Grand Slam singles results
- US Open: 1942, 1948, 1951, 1952 (2R), 1953, 1954 (2R), 1955–1957, 1959, 1962, 1963, 1966

= Bill Tully =

American tennis player (1925–2016)

William Tully (9 December 1925 – 21 July 2016) was an American tennis player from the early 1940s to the early 1970s.

== Career ==
Tully was the son of Leo and Catharine Tully. After graduating from Iona Preparatory School, he attended the University of Notre Dame, earning a double major. He was a commissioned officer in the US Navy Air Corps and following graduation, joined the family publishing business before going onto join the New York Stock Exchange as a seat owner and specialist.

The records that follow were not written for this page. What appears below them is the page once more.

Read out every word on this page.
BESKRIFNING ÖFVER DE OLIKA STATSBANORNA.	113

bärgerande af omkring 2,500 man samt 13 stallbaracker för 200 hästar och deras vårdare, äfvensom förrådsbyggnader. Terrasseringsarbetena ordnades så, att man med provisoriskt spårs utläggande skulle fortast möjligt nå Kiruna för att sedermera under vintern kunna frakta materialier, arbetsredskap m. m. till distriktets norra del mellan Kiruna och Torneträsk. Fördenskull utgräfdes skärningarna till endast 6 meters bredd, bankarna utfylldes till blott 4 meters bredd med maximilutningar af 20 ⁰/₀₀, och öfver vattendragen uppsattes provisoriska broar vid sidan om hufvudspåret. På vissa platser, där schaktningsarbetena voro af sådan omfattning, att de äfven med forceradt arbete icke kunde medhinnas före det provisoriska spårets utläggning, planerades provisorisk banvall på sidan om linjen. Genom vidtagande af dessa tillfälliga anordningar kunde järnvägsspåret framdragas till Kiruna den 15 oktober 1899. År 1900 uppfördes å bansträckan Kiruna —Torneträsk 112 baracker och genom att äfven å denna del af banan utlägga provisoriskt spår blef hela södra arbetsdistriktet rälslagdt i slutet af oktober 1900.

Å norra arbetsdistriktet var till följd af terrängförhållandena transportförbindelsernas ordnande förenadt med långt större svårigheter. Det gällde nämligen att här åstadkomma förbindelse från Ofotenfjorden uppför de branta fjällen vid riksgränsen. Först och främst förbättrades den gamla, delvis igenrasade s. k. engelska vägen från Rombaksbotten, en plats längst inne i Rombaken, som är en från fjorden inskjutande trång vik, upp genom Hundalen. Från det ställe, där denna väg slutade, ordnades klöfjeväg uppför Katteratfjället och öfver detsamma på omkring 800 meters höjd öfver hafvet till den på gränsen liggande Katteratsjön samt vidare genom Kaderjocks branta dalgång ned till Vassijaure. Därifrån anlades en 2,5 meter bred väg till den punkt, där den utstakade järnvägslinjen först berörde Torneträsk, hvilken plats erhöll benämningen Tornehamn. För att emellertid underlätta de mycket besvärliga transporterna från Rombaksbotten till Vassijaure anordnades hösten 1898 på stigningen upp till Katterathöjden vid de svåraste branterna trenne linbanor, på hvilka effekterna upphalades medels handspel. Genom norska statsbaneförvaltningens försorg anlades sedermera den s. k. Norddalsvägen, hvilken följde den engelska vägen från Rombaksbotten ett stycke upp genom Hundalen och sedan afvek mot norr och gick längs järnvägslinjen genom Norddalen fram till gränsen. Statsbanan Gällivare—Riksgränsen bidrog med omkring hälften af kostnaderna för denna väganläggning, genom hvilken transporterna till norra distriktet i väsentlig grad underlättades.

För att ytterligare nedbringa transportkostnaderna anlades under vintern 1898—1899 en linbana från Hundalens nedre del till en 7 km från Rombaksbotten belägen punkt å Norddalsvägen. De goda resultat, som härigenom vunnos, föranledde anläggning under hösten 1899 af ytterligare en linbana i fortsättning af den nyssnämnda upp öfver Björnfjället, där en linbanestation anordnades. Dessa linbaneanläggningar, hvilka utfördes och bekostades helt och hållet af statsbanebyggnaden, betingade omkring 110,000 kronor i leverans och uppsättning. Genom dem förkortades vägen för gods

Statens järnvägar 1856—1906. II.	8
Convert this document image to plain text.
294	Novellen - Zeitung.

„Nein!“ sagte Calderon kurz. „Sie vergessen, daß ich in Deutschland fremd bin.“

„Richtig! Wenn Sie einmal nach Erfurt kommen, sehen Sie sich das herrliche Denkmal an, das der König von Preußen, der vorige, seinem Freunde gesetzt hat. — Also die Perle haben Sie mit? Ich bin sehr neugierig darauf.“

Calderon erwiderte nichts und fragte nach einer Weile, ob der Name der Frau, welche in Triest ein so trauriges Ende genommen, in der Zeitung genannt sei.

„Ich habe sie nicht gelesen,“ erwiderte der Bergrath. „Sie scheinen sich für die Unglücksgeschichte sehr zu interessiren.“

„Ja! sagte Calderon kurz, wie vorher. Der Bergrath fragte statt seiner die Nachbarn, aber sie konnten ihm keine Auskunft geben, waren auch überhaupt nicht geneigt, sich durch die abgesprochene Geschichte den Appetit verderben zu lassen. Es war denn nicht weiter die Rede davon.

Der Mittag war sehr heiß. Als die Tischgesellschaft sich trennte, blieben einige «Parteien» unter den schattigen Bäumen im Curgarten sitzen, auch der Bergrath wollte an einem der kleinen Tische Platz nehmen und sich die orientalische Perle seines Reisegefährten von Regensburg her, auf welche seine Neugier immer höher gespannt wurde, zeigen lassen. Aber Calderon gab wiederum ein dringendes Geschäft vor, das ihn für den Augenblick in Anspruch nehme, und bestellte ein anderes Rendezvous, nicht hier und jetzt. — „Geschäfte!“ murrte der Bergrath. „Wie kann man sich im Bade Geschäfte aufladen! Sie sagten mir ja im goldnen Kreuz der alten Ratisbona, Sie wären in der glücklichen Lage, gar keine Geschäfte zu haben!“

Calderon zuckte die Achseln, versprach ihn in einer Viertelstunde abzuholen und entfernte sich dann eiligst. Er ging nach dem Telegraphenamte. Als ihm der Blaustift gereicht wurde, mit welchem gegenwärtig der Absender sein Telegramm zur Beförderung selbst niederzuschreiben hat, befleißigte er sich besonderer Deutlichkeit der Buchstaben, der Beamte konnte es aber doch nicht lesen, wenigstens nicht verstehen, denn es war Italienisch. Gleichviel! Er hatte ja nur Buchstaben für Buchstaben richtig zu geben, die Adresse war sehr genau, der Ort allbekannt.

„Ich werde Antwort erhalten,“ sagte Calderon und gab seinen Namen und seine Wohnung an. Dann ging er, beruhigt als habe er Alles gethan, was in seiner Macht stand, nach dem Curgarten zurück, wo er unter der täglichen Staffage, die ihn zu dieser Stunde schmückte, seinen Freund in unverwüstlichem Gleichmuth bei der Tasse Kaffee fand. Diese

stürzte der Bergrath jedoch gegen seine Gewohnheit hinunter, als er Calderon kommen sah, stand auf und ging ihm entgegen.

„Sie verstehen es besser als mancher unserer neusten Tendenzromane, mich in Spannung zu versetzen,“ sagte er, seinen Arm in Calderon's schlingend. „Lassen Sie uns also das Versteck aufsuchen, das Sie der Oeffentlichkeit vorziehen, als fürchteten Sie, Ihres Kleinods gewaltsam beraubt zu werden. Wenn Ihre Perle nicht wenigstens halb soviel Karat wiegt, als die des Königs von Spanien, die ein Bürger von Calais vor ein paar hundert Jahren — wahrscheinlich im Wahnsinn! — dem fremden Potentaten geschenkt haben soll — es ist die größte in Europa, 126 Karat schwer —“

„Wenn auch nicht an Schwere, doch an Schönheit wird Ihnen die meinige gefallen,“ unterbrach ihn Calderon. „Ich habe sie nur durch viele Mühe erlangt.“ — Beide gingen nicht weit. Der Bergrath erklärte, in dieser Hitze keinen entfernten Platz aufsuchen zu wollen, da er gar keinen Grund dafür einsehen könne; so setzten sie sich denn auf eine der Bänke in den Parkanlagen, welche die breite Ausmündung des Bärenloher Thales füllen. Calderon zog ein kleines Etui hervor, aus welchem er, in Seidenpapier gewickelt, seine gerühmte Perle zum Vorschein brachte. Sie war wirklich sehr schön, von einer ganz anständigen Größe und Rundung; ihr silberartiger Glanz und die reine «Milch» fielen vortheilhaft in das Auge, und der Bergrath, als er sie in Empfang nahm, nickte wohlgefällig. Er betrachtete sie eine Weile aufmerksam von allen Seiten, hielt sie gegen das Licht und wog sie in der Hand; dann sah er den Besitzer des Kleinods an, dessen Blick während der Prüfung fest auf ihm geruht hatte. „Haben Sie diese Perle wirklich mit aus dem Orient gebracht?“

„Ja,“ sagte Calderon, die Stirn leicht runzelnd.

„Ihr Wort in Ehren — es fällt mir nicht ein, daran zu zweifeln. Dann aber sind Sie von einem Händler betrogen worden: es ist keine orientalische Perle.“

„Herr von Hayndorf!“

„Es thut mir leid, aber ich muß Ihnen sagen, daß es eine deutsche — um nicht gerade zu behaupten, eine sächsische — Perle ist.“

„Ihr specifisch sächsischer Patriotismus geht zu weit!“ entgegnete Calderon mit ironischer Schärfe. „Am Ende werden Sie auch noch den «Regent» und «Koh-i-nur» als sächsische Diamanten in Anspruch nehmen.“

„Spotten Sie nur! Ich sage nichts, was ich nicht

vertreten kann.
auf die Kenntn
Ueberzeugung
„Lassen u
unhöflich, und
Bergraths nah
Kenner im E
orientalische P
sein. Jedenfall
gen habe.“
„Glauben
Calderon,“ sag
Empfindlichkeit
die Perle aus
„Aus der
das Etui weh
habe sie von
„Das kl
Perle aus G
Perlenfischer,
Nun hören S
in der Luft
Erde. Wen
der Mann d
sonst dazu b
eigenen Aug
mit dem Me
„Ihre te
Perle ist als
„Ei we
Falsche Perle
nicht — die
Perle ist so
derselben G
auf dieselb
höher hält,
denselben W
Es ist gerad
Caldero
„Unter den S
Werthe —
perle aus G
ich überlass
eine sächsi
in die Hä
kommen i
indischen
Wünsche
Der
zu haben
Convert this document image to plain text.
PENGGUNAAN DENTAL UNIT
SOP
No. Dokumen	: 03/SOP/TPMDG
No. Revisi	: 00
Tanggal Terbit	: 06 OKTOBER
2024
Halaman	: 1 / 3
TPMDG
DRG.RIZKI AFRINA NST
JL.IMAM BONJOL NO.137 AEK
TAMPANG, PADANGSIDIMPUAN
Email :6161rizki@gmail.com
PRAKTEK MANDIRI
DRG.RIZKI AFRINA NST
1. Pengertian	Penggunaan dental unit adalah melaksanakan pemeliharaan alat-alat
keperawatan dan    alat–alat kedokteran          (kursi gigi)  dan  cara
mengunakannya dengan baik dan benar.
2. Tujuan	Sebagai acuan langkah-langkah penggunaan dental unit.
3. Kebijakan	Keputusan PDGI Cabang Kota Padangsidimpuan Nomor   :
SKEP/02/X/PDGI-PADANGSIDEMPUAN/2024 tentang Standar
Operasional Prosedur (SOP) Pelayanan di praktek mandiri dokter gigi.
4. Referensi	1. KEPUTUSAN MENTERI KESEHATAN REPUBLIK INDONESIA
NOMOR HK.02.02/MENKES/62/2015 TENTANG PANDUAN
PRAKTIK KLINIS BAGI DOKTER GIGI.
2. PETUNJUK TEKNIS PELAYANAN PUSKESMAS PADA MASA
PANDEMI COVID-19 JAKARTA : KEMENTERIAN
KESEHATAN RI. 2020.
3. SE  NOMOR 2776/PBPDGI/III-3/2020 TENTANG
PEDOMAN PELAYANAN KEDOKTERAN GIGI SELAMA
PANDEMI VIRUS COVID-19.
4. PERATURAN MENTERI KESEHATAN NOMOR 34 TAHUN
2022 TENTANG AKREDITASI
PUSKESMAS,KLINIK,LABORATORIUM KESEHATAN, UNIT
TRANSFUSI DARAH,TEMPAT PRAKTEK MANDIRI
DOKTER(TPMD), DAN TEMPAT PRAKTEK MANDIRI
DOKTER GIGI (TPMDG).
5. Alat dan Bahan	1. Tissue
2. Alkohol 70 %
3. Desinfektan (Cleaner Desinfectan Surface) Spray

Tully lost in the first round of the US championships to Bill Talbert in 1942. He would play in thirteen total between 1942 and 1966.

In 1948 he achieved the biggest tournament victory of his career when he won the Canadian championships. The Toronto Star said Tully "looks something like Jack Kramer". The Montreal Gazette, describing his final victory in straight sets over Henri Rochon said Tully "beat him (Rochon) at drop shots, the Canadian Davis Cup player's favorite game". After the match Rochon said "everything he did was perfect. I had a chance in the second set but he was too good".

Amongst many tournament victories, he won the New York State Championship three times, his last title coming in 1966 when he was 40 years old.

After retiring from the circuit, Tully continued to play in senior competitions. He won the US National Grandfather-Grandson Championship four times with three different grandsons. Tully married and had nine children.